Another country with very strict gun laws is the UK. In the same year as the Port Arthur Massacre, a shooting in Dunblane Primary School in Scotland killed 17. Since very powerful weapons like shotguns and assault rifles had been banned previously, the UK government banned the only type of firearm left – handguns – through a gun amnesty. A gun amnesty, according to an article by Andrew Wong written for the CNBC, is a sort of event held that “lets people hand over weapons that may have been obtained illegally, without fear of prosecution.” This resulted in the collection of over 162,000 firearms by the government, and was very successful, since only one mass shooting has occurred in the UK in the last 20 years, whereas in the US, according to an article by Business Insider UK, there were a whopping 307 mass shootings in 2017 alone, and 30 more in only the first 3 months of 2018. These numbers mean that gun violence could be much more common than anyone realised, and, as a result, more dangerous.

Despite all the devastation caused by guns annually, there are still good reasons for firearms to remain legal. There are many advocates for gun rights all around the world. 7th grader Charlie Treseler makes his argument, saying: “Our right to bear arms is our second amendment. Examples of other amendments would be freedom of speech or freedom religion, so if we lose our right to guns, then can our freedom of speech go too?” Both sides of the argument are stated in a BBC article. The people who are against guns say that if guns laws are stricter, then it would be harder for criminals to get their hands on them. This appears to be the popular opinion, as in a recent Twitter poll sent out to the 7th grade, 71% of students who answered said that they were against the US’s right to arms. This doesn’t dismay the advocates for gun rights, as those against stricter rules say that they should be able to protect themselves properly, and also, as stated by Charlie, that it is their right. Even US President Trump says that he will “never, ever infringe on the right of the people to keep and bear arms.” This argument creates a simple question – who is right?

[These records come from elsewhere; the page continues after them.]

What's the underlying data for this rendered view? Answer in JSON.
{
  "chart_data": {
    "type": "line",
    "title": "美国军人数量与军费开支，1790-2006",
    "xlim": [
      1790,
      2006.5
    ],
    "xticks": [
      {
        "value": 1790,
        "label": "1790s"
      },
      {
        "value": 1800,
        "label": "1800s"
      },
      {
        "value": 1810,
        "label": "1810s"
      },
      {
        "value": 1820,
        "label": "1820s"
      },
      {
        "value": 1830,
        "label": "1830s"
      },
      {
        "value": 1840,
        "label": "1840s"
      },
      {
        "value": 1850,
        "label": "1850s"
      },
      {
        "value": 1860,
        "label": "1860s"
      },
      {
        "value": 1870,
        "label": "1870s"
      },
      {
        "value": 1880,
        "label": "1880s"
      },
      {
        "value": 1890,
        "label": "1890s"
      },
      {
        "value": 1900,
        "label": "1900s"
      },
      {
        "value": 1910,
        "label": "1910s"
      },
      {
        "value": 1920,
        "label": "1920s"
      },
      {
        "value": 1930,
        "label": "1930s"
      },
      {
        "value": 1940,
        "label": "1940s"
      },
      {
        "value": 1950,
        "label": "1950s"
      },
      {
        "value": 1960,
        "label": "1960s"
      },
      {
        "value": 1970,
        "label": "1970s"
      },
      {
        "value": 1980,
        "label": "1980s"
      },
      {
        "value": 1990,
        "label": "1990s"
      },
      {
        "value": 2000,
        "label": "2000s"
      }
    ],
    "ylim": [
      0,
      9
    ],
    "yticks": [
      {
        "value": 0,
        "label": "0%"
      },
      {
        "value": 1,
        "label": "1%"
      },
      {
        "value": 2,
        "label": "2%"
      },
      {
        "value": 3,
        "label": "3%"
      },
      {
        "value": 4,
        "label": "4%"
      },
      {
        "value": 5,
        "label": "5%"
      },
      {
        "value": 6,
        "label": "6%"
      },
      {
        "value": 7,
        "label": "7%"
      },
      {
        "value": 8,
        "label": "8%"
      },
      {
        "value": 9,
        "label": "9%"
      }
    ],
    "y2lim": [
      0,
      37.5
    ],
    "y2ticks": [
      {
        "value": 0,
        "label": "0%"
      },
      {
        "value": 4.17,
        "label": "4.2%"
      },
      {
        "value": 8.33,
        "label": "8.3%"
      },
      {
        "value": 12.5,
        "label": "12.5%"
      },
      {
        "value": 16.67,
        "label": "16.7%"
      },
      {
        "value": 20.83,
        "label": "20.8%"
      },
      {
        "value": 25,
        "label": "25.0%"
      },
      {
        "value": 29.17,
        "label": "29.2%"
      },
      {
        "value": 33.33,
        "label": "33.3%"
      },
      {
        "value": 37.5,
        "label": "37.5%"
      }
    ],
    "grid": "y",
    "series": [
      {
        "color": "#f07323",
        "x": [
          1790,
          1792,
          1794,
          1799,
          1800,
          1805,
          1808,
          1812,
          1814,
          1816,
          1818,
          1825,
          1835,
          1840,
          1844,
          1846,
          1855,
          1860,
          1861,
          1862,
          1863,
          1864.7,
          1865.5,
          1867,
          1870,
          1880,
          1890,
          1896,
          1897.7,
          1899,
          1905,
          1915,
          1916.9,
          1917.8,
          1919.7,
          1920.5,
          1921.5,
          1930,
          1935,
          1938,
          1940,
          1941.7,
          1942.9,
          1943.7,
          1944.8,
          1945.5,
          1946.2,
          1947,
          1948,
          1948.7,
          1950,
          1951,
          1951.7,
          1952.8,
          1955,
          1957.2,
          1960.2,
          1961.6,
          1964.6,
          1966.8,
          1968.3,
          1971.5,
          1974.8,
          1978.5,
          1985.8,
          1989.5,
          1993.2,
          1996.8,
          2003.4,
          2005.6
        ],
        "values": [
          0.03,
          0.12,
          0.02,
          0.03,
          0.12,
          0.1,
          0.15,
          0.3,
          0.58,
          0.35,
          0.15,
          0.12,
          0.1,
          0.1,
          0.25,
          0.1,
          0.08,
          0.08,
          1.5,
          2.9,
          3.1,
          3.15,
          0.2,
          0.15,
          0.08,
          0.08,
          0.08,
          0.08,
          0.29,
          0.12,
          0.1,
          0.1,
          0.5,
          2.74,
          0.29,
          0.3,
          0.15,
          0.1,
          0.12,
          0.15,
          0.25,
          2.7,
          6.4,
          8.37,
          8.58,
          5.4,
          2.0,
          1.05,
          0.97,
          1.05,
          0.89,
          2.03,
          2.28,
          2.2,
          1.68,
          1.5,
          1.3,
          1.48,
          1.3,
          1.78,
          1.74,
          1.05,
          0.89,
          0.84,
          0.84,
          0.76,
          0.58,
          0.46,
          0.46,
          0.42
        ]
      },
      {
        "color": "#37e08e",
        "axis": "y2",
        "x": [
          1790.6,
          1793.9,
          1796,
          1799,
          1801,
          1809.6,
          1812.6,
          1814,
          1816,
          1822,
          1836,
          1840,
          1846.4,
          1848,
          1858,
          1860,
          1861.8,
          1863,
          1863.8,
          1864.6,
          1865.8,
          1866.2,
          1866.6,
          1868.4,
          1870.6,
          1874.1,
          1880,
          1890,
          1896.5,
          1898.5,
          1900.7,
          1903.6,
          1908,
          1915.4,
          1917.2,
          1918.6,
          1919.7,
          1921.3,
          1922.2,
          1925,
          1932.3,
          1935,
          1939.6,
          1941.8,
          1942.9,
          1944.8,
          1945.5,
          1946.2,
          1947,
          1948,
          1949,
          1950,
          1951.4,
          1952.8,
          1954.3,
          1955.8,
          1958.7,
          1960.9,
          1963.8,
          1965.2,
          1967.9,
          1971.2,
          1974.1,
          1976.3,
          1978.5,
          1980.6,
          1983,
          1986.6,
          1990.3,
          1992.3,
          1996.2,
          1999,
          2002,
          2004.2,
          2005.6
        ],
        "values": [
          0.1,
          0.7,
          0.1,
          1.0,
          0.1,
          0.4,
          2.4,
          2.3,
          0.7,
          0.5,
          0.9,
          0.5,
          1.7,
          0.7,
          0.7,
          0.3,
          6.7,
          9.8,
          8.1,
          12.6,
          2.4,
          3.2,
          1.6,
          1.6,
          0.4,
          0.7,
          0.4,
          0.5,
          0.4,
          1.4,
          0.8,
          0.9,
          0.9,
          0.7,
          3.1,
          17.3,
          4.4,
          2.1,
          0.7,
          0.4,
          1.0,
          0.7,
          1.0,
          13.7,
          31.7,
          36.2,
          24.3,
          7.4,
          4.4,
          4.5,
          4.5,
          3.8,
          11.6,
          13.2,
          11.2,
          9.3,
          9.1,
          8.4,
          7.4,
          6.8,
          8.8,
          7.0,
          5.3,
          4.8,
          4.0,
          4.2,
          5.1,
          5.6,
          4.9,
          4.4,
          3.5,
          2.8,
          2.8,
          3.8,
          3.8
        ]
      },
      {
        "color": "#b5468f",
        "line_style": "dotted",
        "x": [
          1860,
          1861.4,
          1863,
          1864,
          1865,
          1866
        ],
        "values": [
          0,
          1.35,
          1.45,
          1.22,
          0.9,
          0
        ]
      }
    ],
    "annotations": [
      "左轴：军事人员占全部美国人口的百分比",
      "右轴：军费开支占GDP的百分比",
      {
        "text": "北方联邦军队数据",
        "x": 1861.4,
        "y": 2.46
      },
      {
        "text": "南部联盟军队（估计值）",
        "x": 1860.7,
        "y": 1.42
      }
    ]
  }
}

The answer is: no one. There isn’t really a correct answer for which way to go on gun laws, but there is something I can provide an answer to: my question at the start, about if it’s even possible to change the US’s gun laws. An answer is given by Katie Beck’s BBC article. There, it is stated that making the US tighten up their non-restrictive gun laws would be nearly impossible. This is partly because of the previously mentioned Second Amendment, but also because the US is a huge place. In Australia, there are only 6 states, and it only took 12 days for all of the states to agree and for the law to be passed around. The US has 50 states, and it would take a much longer time to act on the gun laws, if all states even agreed. The bigger issue would probably be the difference in mindset between countries, since Australia already had a “predisposition to doing something about it” and was more keen to get rid of firearms from the start. This answer provides joy to many as well as sorrow, but the truth is it probably won’t be changing anytime soon. But who knows? Anything could happen, and whether or not someone will do anything is an entirely different matter. So I finish with one final question: What will you do to fight for whichever side you believe in?